Dein neuer Film »BlacKkKlansman« spielt in den Siebzigerjahren, doch die Geschichte rund um den Ku-Klux-Klan ist von erschreckender Aktualität. Hätte dich der Stoff auch zu den Zeiten von Präsident Obama schon derart interessiert?
Eine solche Hypothese hat für mich wenig Sinn, denn dass sich Jordan Peele und seine Firma die Rechte an dieser Story gesichert und sie mir angeboten haben, passierte ja nicht grundlos erst nach der Wahl Trumps statt vor fünf Jahren. Unter einem Präsident Obama hätte ein solcher Film natürlich anders gewirkt.

Warum?
Kein schwarzer Amerikaner kann überrascht sein, dass eine Geschichte über den Ku-Klux-Klan in den Siebzigerjahren heute noch relevant ist. Seit unsere Vorfahren damals aus Afrika geholt wurden, kennen wir diesen Hass. Nur weil er über die Jahre immer wieder sein Antlitz veränderte, ist er nicht verschwunden.

Dem schwarzen Protagonisten, auf dessen wahren Erlebnissen der Film basiert, stellst du einen weißen, jüdischen Kollegen zur Seite. Gehörten Juden tatsächlich genauso sehr zum Feindbild des Klans?
Oh ja! »Die wollen unseren Platz an der Spitze der Gesellschaft einnehmen und uns ablösen«, so lautete damals deren Angst. Und »die« waren eben nicht wir Schwarzen, sondern die Juden. Nicht umsonst gab es in der Bürgerrechtsbewegung der Sechziger eine echte Allianz zwischen Afroamerikanern und amerikanischen Juden. Immer wieder gingen Rabbis mit uns auf die Straße.

Eine weitere tragende Figur ist eine Frau: Patrice Dubois.
Die ist eine fiktive Figur, aber sie ist inspiriert von den vielen tollen Frauen, die die »Black Power«-Bewegung mit-geprägt haben wie Angela Davis oder Kathleen Clever. Frauen waren immer an vorderster Front mit dabei.
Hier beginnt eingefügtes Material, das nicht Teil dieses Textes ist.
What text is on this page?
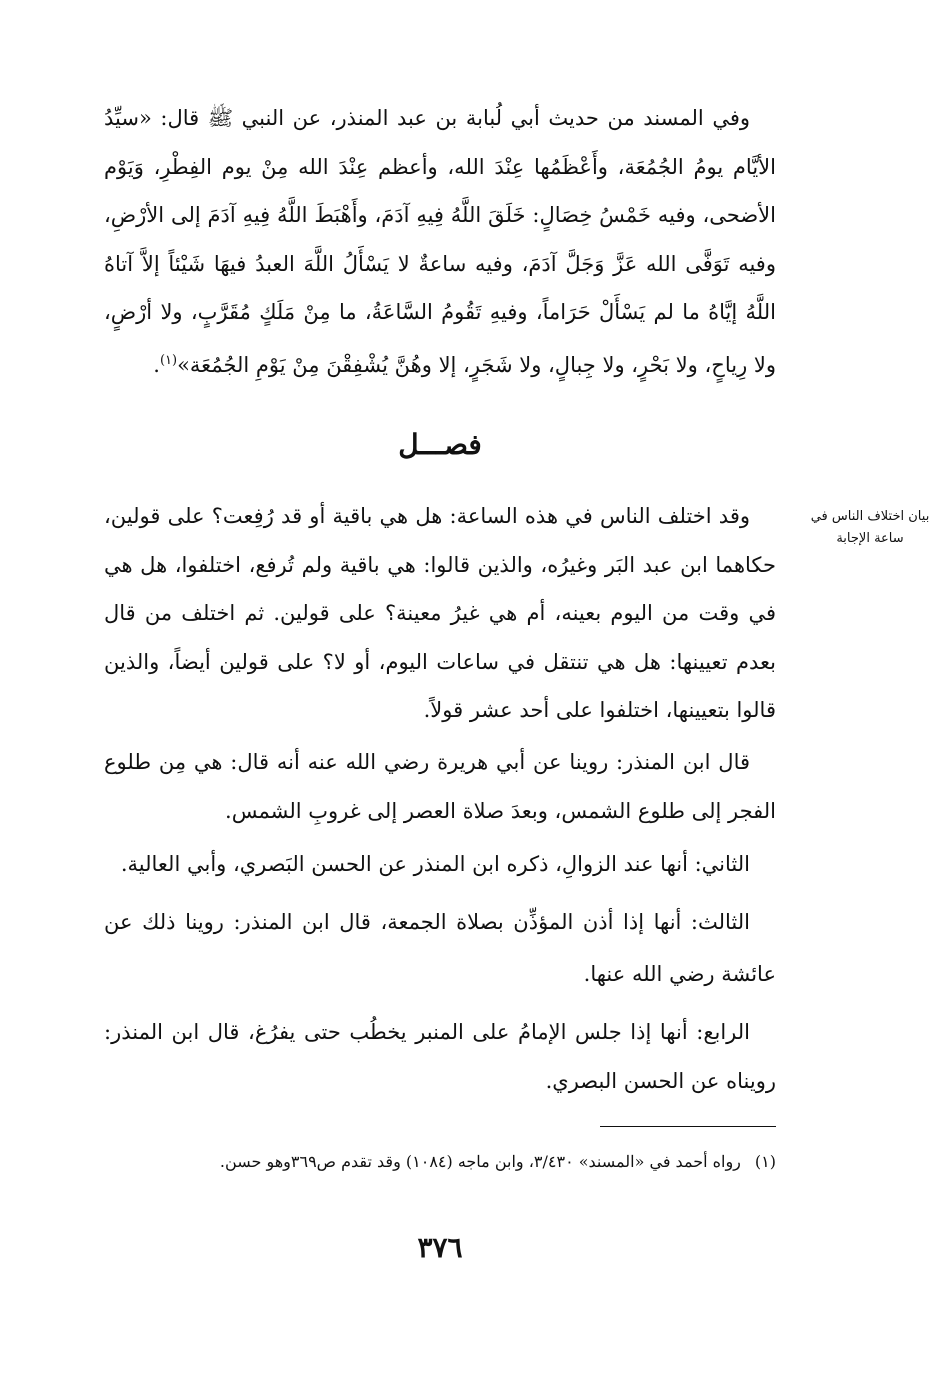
وفي المسند من حديث أبي لُبابة بن عبد المنذر، عن النبي ﷺ قال: «سيِّدُ الأيَّام يومُ الجُمُعَة، وأَعْظَمُها عِنْدَ الله، وأعظم عِنْدَ الله مِنْ يوم الفِطْرِ، وَيَوْم الأضحى، وفيه خَمْسُ خِصَالٍ: خَلَقَ اللَّهُ فِيهِ آدَمَ، وأَهْبَطَ اللَّهُ فِيهِ آدَمَ إلى الأرْضِ، وفيه تَوَفَّى الله عَزَّ وَجَلَّ آدَمَ، وفيه ساعةٌ لا يَسْأَلُ اللَّهَ العبدُ فيهَا شَيْئاً إلاَّ آتاهُ اللَّهُ إيَّاهُ ما لم يَسْأَلْ حَرَاماً، وفيهِ تَقُومُ السَّاعَةُ، ما مِنْ مَلَكٍ مُقَرَّبٍ، ولا أرْضٍ، ولا رِياحٍ، ولا بَحْرٍ، ولا جِبالٍ، ولا شَجَرٍ، إلا وهُنَّ يُشْفِقْنَ مِنْ يَوْمِ الجُمُعَة»$^{(١)}$.

فصـــل
بيان اختلاف الناس في
ساعة الإجابة

وقد اختلف الناس في هذه الساعة: هل هي باقية أو قد رُفِعت؟ على قولين، حكاهما ابن عبد البَر وغيرُه، والذين قالوا: هي باقية ولم تُرفع، اختلفوا، هل هي في وقت من اليوم بعينه، أم هي غيرُ معينة؟ على قولين. ثم اختلف من قال بعدم تعيينها: هل هي تنتقل في ساعات اليوم، أو لا؟ على قولين أيضاً، والذين قالوا بتعيينها، اختلفوا على أحد عشر قولاً.

قال ابن المنذر: روينا عن أبي هريرة رضي الله عنه أنه قال: هي مِن طلوع الفجر إلى طلوع الشمس، وبعدَ صلاة العصر إلى غروبِ الشمس.

الثاني: أنها عند الزوالِ، ذكره ابن المنذر عن الحسن البَصري، وأبي العالية.

الثالث: أنها إذا أذن المؤذِّن بصلاة الجمعة، قال ابن المنذر: روينا ذلك عن عائشة رضي الله عنها.

الرابع: أنها إذا جلس الإمامُ على المنبر يخطُب حتى يفرُغ، قال ابن المنذر: رويناه عن الحسن البصري.

(١)رواه أحمد في «المسند» ٣/٤٣٠، وابن ماجه (١٠٨٤) وقد تقدم ص٣٦٩وهو حسن.
٣٧٦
Deswegen war es uns wichtig, eine in »BlacKkKlansman« dabeizuhaben – zumal ich auf Twitter gekreuzigt würde, wenn das ein reiner Männerfilm geworden wäre. (lacht)

»Seit dem Beginn meiner Karriere haftet mir das Label des ‚wütenden Schwarzen‘ an. Als sei das meine Masche«

Am Ende des Films stellst du den schon angesprochenen Bezug zur Gegenwart ganz direkt her, indem du Bilder von den brutalen Neonazi-Aufmärschen in Charlottesville von vergangenem Sommer zeigst. Eine kurzfristige Entscheidung?
Eigentlich hatten wir ein anderes Ende vorgesehen: Ein brennendes Kreuz vor dem Fenster unseres Protagonisten sollte symbolisieren, dass der Rassenhass nie aufhört. Doch als wir gerade im Schneideraum saßen, passierten diese unfassbaren Ereignisse von Charlottesville. Was da vor sich ging, war viel eindrucksvoller und auf tragische Weise treffender als jeder Schluss, den wir uns hätten ausdenken können. Es war fast so, als wollten der Motherfucker im Weißen Haus und all diese Rassisten wie David Duke, der ja ohnehin schon in unserer Geschichte vorkam, unbedingt Teil unseres Films werden.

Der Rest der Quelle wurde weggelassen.